Project Leeswinst: de eerste gedrags- en (f)MRI bevindingen

Eén van de belangrijkste eerste stappen die een kind maakt tijdens het leren lezen is het leren koppelen van letters aan bijbehorende spraakklanken (bijv. de letter ‘a’ en de klank /a/). Wetenschappelijk onderzoek heeft aangetoond dat het precies deze koppeling is die lastig is voor kinderen met dyslexie en dat daardoor leesproblemen kunnen ontstaan. In project Leeswinst proberen we meer inzicht te krijgen in waarom dit het geval is en hoe de verwerking van letter-klank informatie in het brein verandert wanneer kinderen met en zonder dyslexie in de loop der jaren beter leren lezen. Een groep van zeventig 8-10 jarige kinderen heeft in ons MBIC lab een ‘aba’ ‘ada’ taak uitgevoerd, zowel op de computer als in de MRI scanner. Tijdens de ‘aba’ ‘ada’ taak horen kinderen een onduidelijke spraakklank die soms als ‘aba’ en soms als ‘ada’ wordt waargenomen. Samen met deze spraakklank zien ze ‘aba’ of ‘ada’ tekst op een computerscherm. De taakuitvoering en hersenactiviteit van de kinderen vertelt ons hoe spraakklanken en letters worden gecombineerd.
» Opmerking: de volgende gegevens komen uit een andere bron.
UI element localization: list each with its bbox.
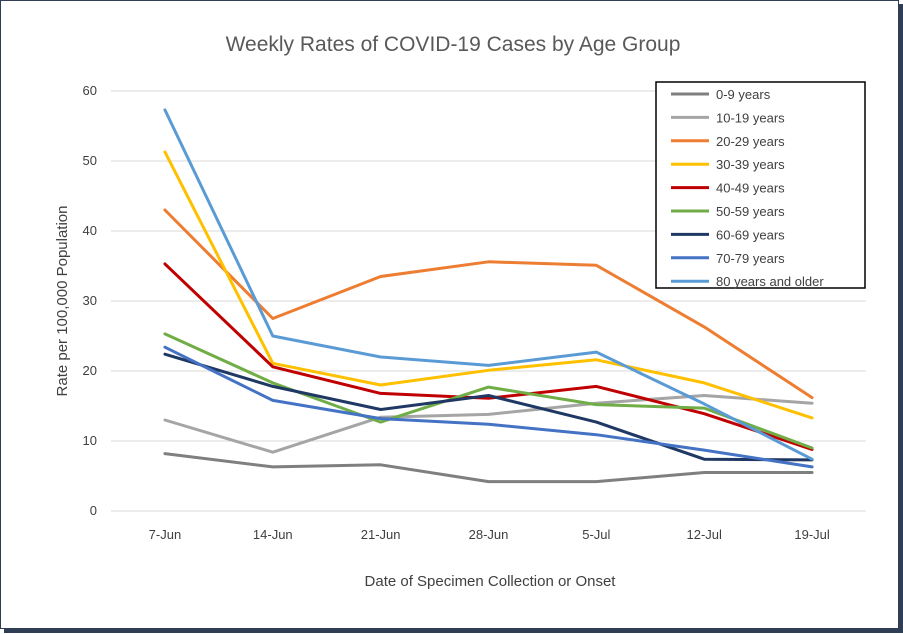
- x-axis-label: Date of Specimen Collection or Onset: [365, 573, 617, 590]
- series-line-1: [163, 452, 814, 484]
- y-tick-label: 50: [83, 153, 97, 168]
- y-tick-labels: 0 10 20 30 40 50 60: [83, 83, 97, 518]
- y-tick-label: 20: [83, 363, 97, 378]
- legend-label: 40-49 years: [716, 181, 785, 196]
- x-tick-label: 12-Jul: [687, 527, 723, 542]
- series-line-7: [163, 352, 814, 462]
- x-tick-label: 21-Jun: [361, 527, 401, 542]
- legend-label: 80 years and older: [716, 274, 824, 289]
- chart-title: Weekly Rates of COVID-19 Cases by Age Gr…: [226, 33, 681, 56]
- series-line-2: [163, 394, 814, 454]
- series-line-9: [163, 108, 814, 461]
- series-line-3: [163, 208, 814, 400]
- series-lines: [163, 108, 814, 484]
- legend-label: 60-69 years: [716, 227, 785, 242]
- legend-label: 30-39 years: [716, 157, 785, 172]
- x-tick-label: 7-Jun: [149, 527, 182, 542]
- x-tick-labels: 7-Jun 14-Jun 21-Jun 28-Jun 5-Jul 12-Jul 19-Jul: [149, 527, 830, 542]
- y-tick-label: 0: [90, 503, 97, 518]
- series-line-8: [163, 345, 814, 469]
- x-tick-label: 5-Jul: [582, 527, 610, 542]
- legend-label: 70-79 years: [716, 251, 785, 266]
- legend: 0-9 years 10-19 years 20-29 years 30-39 yea…: [655, 81, 866, 289]
- x-tick-label: 28-Jun: [469, 527, 509, 542]
- legend-label: 0-9 years: [716, 87, 771, 102]
- series-line-4: [163, 150, 814, 420]
- y-tick-label: 10: [83, 433, 97, 448]
- y-tick-label: 30: [83, 293, 97, 308]
- x-tick-label: 19-Jul: [794, 527, 830, 542]
- series-line-5: [163, 262, 814, 451]
- x-tick-label: 14-Jun: [253, 527, 293, 542]
- legend-label: 50-59 years: [716, 204, 785, 219]
- series-line-6: [163, 332, 814, 450]
- legend-label: 20-29 years: [716, 134, 785, 149]
- y-tick-label: 40: [83, 223, 97, 238]
- y-tick-label: 60: [83, 83, 97, 98]
- legend-label: 10-19 years: [716, 110, 785, 125]
- y-axis-label: Rate per 100,000 Population: [54, 206, 71, 397]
De eerste resultaten van ons onderzoek laten verrassend genoeg een vergelijkbare uitvoering van de ‘aba’ ‘ada’ taak zien bij kinderen met en zonder dyslexie, en dus een ogenschijnlijk vergelijkbare koppeling van de onduidelijke spraakklank en de ‘aba’ of ‘ada’ tekst. De gemeten hersenactiviteit in de MRI scanner, laat echter wel interessante verschillen zien. Kinderen met dyslexie laten significant minder activiteit zien in een hersengebied dat is gespecialiseerd voor visuele tekstherkenning (roze hersengebied, zie onderstaand plaatje) vergeleken met kinderen zonder dyslexie. Bovendien was dit gebied, ongeacht of er sprake van dyslexie was, minder actief bij kinderen die minder goed lezen en taken met klanken minder goed uit kunnen voeren. Ook laten de MRI resultaten zien dat kinderen die letters en klanken minder snel aan elkaar weten te verbinden, minder activatie hebben in auditieve hersengebieden die belangrijk zijn voor het koppelen van letters en klanken (blauw hersengebied in onderstaand plaatje). Samen tonen deze resultaten aan dat individuele verschillen in het leesniveau van kinderen samenhangen met de manier waarop visuele en auditieve hersengebieden letters en spraakklanken verwerken. De volgende belangrijke vraag is nu of, en hoe, deze hersengebieden veranderd zijn wanneer dezelfde kinderen een jaar later opnieuw terugkomen voor een MRI herhaalonderzoek met de ‘aba’ ‘ada’ taak. We kijken ernaar uit om de resultaten van dit herhaalonderzoek tijdens de komende maanden te kunnen presenteren.